Has it ever occurred to anyone to develop an “MT-Whitelist” as a different approach to comment spam than Jay Allen’s excellent MT-Blacklist? As the name suggests, MT-Whitelist would only allow approved URLs to be posted in the comments section of your blog. You could begin with a starter batch of okey-doke URLs and then, with each comment using a new URL, you could choose to add new ones to your list (or not). Given the relatively limited number of different commenters the vast majority of blogs attract, this might be a pretty simple answer to the comment spam problem.
(Yes, it’s Friday night, and I’m at home writing about comment spam solutions. But I can be wild and crazy, too: I just got home from a shopping spree at the book store. My life is a nonstop party.)
Well, it appears that once Google indexes this page, I will have ruined a perfectly good Googlewhack.
George, perhaps I’m being dim, but wouldn’t a “whitelist” prevent new commenters from coming on board?
(re. the name: I’m thinking of Raffi’s version of “Baa baa black sheep”: the second verse is
“Baa baa white sheep, have you any wool?”
“Yes M’am, yes M’am, three bags full,
One for the lady and one for the man,
And one for the little girl who lives down the lane.”

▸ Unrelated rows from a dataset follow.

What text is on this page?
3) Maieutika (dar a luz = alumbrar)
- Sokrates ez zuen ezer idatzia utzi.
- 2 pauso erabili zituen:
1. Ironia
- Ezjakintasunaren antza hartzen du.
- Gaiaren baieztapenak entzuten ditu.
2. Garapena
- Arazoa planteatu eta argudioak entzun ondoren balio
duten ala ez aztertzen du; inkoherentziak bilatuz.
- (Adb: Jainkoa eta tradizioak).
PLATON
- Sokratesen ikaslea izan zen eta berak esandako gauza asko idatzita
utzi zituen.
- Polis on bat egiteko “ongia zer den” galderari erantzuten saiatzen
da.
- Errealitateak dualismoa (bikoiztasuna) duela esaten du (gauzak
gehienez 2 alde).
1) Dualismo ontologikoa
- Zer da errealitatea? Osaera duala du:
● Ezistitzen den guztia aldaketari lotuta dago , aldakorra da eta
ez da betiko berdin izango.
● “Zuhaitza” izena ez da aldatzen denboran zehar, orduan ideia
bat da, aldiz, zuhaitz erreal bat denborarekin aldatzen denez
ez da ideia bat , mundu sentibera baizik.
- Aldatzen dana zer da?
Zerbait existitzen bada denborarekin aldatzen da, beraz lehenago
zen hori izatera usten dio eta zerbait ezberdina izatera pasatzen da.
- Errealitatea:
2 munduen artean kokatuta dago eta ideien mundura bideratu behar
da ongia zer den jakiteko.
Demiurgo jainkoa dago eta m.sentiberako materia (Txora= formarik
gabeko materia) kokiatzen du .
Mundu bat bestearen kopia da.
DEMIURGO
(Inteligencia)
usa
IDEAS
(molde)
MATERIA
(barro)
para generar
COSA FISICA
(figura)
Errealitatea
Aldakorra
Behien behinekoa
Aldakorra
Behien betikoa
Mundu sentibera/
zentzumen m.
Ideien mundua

“Baa baa white sheep, have you any wool?”
“Yes M’am, yes M’am, three bags full.”)
In this hypothetical situation, they could leave comments but their URLs would not show up until you approved them.
Ah. That sounds excellent. Thanks for the explanation.
You probably know this already, but MT 3.0, which is about to roll into beta testing, has this feature, or its cousin. See: this description of the new commenting functionality.
I had read about that, Jason. I imagined this as a somewhat less labor-intensive process for the reader/commenter. But the more I think about it, the less I’m sure the whitelist is such a good idea. The number of prohibited URLs is always going to be so much smaller than the number of innocuous ones.